Daniel Wisser is one of Austria’s best-known writers and political and cultural commentators. His collection Die erfundene Frau [The Invented Woman] (forthcoming in March 2022) features twenty-two stories, ranging from very short to medium length, which tell of love, sexuality, as well as gains and losses in various guises and registers, always centred on a female character. This reading will be the first on his latest book tour. Ruth Martin will read from her sample translations of two of the stories.
Born in 1971, Daniel Wisser is a novelist, essayist, poet, lyricist, dramatist and musician. In 1994 he co-founded the band Erstes Wiener Heimorgelorchester, which is still going strong. His first novel, Dopplergasse 8, appeared in 2003. In his politically astute and witty novels Wisser tackles grand themes such as assisted dying (Königin der Berge [Queen of the Mountains], which won the Austrian Book Prize and Johann-Beer Prize for 2018) and the generational rifts in Austrian society and politics (Wir bleiben noch [We are still here], 2021). The forthcoming collection Die erfundene Frau is his third volume of short prose fiction.

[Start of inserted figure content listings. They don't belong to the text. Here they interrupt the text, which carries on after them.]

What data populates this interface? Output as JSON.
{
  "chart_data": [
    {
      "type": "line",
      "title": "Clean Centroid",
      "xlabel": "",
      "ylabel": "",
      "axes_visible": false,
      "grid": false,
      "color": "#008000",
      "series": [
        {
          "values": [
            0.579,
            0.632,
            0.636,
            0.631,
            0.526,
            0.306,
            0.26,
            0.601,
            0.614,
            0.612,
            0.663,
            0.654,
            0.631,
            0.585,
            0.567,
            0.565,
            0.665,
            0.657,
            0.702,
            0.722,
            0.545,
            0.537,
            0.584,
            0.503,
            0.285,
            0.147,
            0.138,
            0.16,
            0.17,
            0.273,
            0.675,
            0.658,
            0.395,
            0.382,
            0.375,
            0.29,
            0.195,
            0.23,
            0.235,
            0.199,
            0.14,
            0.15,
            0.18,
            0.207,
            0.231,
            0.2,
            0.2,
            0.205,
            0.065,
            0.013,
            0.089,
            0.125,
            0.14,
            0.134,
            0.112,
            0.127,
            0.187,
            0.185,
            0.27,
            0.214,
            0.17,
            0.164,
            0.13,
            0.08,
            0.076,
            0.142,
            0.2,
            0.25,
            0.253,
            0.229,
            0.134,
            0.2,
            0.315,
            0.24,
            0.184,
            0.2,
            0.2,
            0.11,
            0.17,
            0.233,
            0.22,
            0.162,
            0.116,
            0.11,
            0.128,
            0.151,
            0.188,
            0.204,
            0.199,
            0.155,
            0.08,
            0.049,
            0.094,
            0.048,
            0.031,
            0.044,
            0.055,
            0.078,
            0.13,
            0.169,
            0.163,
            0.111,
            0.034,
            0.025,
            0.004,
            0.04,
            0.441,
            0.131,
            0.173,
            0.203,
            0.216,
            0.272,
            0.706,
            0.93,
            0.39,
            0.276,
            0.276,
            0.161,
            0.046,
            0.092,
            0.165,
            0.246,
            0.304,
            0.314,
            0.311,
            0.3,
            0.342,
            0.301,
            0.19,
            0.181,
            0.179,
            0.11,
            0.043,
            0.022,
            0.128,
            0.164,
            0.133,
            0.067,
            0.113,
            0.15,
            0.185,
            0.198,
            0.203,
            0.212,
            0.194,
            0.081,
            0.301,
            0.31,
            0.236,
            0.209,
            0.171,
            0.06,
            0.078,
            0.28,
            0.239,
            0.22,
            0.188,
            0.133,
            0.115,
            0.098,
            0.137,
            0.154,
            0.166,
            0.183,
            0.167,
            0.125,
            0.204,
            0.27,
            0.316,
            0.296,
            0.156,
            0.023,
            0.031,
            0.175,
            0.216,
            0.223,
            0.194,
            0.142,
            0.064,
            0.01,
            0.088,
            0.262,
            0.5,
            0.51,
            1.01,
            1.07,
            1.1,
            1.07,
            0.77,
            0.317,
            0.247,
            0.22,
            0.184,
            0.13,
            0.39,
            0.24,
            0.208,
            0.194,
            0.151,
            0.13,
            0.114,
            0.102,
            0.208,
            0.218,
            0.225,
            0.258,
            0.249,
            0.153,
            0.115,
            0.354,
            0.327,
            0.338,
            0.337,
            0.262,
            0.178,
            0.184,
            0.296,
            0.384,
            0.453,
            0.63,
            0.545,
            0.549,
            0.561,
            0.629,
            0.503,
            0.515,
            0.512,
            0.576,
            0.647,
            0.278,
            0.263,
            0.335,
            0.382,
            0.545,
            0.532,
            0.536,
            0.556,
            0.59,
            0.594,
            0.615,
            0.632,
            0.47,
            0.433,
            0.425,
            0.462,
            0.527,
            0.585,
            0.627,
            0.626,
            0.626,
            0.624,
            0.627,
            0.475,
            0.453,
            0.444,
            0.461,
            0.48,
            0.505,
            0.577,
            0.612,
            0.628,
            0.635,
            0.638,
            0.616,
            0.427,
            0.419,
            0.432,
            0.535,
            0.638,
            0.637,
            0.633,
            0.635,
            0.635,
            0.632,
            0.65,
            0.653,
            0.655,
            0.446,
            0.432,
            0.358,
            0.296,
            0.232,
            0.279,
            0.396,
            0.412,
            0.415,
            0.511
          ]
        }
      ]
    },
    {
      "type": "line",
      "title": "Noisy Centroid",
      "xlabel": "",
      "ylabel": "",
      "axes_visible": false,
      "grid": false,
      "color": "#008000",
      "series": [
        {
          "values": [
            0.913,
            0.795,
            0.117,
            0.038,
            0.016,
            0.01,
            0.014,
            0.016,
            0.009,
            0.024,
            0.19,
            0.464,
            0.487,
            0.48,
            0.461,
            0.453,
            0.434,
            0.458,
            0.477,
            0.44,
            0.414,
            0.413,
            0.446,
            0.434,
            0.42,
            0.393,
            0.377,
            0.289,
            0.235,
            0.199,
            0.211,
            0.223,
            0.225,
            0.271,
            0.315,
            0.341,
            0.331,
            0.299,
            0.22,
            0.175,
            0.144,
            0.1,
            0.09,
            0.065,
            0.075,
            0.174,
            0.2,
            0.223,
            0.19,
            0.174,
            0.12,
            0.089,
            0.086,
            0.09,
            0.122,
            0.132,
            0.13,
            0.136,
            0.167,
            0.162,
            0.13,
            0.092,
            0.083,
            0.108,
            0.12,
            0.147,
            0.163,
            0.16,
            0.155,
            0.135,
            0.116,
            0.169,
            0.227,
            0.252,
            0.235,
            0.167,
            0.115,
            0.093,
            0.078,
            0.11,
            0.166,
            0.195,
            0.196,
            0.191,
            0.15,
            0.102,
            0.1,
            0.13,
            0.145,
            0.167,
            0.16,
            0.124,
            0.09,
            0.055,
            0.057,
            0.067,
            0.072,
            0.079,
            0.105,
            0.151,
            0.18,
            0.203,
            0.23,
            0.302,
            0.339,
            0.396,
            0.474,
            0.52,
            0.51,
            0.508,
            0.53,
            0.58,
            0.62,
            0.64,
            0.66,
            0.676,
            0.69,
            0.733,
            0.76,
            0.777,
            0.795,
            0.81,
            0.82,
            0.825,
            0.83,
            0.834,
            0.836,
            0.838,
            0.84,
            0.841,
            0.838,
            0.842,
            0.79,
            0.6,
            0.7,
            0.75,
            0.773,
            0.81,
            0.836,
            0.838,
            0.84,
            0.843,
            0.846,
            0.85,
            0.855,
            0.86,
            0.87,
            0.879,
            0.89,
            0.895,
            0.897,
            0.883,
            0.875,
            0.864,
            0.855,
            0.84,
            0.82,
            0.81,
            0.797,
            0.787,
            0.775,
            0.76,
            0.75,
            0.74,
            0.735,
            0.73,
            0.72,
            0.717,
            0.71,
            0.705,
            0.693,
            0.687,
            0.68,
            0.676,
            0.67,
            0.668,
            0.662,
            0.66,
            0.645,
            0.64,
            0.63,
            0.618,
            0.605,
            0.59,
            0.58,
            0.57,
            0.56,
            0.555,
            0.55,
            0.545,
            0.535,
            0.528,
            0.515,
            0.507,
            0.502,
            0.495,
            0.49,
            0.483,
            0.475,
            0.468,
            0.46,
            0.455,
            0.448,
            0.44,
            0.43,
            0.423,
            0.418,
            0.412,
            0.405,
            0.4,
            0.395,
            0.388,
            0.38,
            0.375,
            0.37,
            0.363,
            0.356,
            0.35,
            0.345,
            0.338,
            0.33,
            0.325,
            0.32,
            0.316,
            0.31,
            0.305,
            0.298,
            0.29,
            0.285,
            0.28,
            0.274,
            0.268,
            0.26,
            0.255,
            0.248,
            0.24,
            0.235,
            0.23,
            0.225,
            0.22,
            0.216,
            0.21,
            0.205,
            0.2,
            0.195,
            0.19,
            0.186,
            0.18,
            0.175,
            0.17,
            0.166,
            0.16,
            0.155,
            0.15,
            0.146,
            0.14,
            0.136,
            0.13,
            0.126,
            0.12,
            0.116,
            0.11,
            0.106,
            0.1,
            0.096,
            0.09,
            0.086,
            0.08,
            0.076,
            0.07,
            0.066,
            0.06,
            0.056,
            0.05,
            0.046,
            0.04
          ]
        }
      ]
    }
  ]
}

Ruth Martin studied English literature before gaining a PhD in German. Since 2010 she has been translating fiction and non-fiction by authors ranging from Joseph Roth and Hannah Arendt to Nino Haratischwili and Volker Weidermann. She has taught translation to undergraduates at Birkbeck College, University of London, and the University of Kent at Canterbury, and was a tutor at the 2021 Bristol Translates summer school. She is also former co-chair of the Society of Authors Translators Association.
The reading, moderated by Andrea Capovilla (Ingeborg Bachmann Centre) will be held live at the Austrian Cultural Forum, 28 Rutland Gate, London SW7 1PQ.
Attendance is free, however, advance online registration is required. Booking opens on 1 February 2022.